I need help with these two problems please.
Completely factor the polynomial.
8x^3+16^2+8x+16
Factor the trinomial completely.
y^3-14y^2+48y
I did the first one here:
http://www.jiskha.com/display.cgi?id=1364169292
2nd:
= y(y^2 - 14y + 48)
=y(y - 6)(y - 8)
Sure!

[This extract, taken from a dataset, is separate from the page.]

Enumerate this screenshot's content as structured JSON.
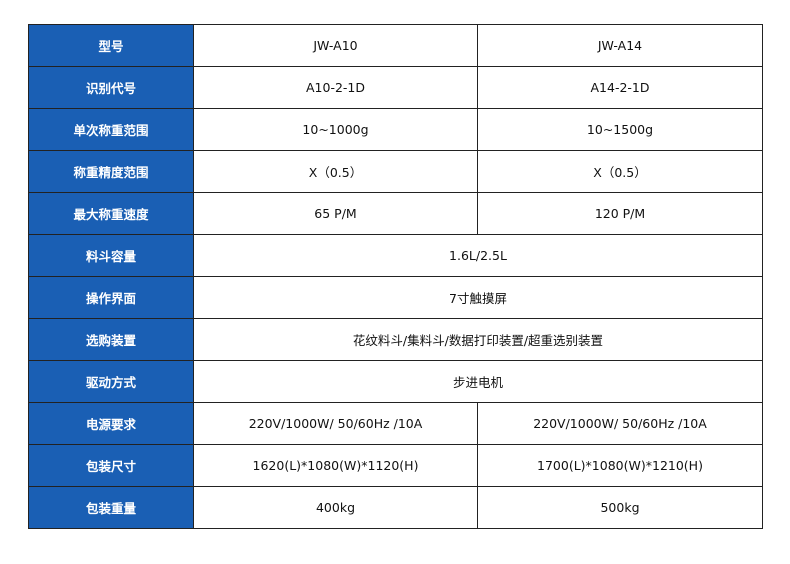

Let's start with the first problem, which involves factoring a polynomial.
To completely factor the polynomial 8x^3 + 16x^2 + 8x + 16, we can use the factoring by grouping method.
Step 1: Group the terms in pairs:
(8x^3 + 16x^2) + (8x + 16)
Step 2: Factor out the greatest common factor (GCF) from each pair:
8x^2(x + 2) + 8(x + 2)
Step 3: Notice that both terms have a common factor of (x + 2). Now, factor out the (x + 2) from both terms:
8(x^2) (x + 2) + 8(x + 2)
Step 4: Finally, factor out the common factor of 8:
8(x + 2)(x^2 + 1)
Therefore, the polynomial 8x^3 + 16x^2 + 8x + 16 can be completely factored as 8(x + 2)(x^2 + 1).
Now let's move on to the second problem, which involves factoring a trinomial.
To completely factor the trinomial y^3 - 14y^2 + 48y, we can use the factoring by grouping method.
Step 1: Factor out the greatest common factor (GCF) from all terms:
y(y^2 - 14y + 48)
Step 2: Look for two numbers whose product is equal to the constant term (48) and whose sum is equal to the coefficient of the middle term (-14). In this case, the numbers are -6 and -8.
Step 3: Rewrite the middle term (-14y) using the two numbers identified in Step 2:
y(y^2 - 6y - 8y + 48)
Step 4: Group the terms:
y((y^2 - 6y) - (8y - 48))
Step 5: Factor out the common factors from each pair of terms:
y(y(y - 6) - 8(y - 6))
Step 6: Notice that both terms now have a common factor of (y - 6). Now, factor out the (y - 6) from both terms:
y(y - 6)(y - 8)
Therefore, the trinomial y^3 - 14y^2 + 48y can be completely factored as y(y - 6)(y - 8).
I hope this helps! If you have any further questions, feel free to ask.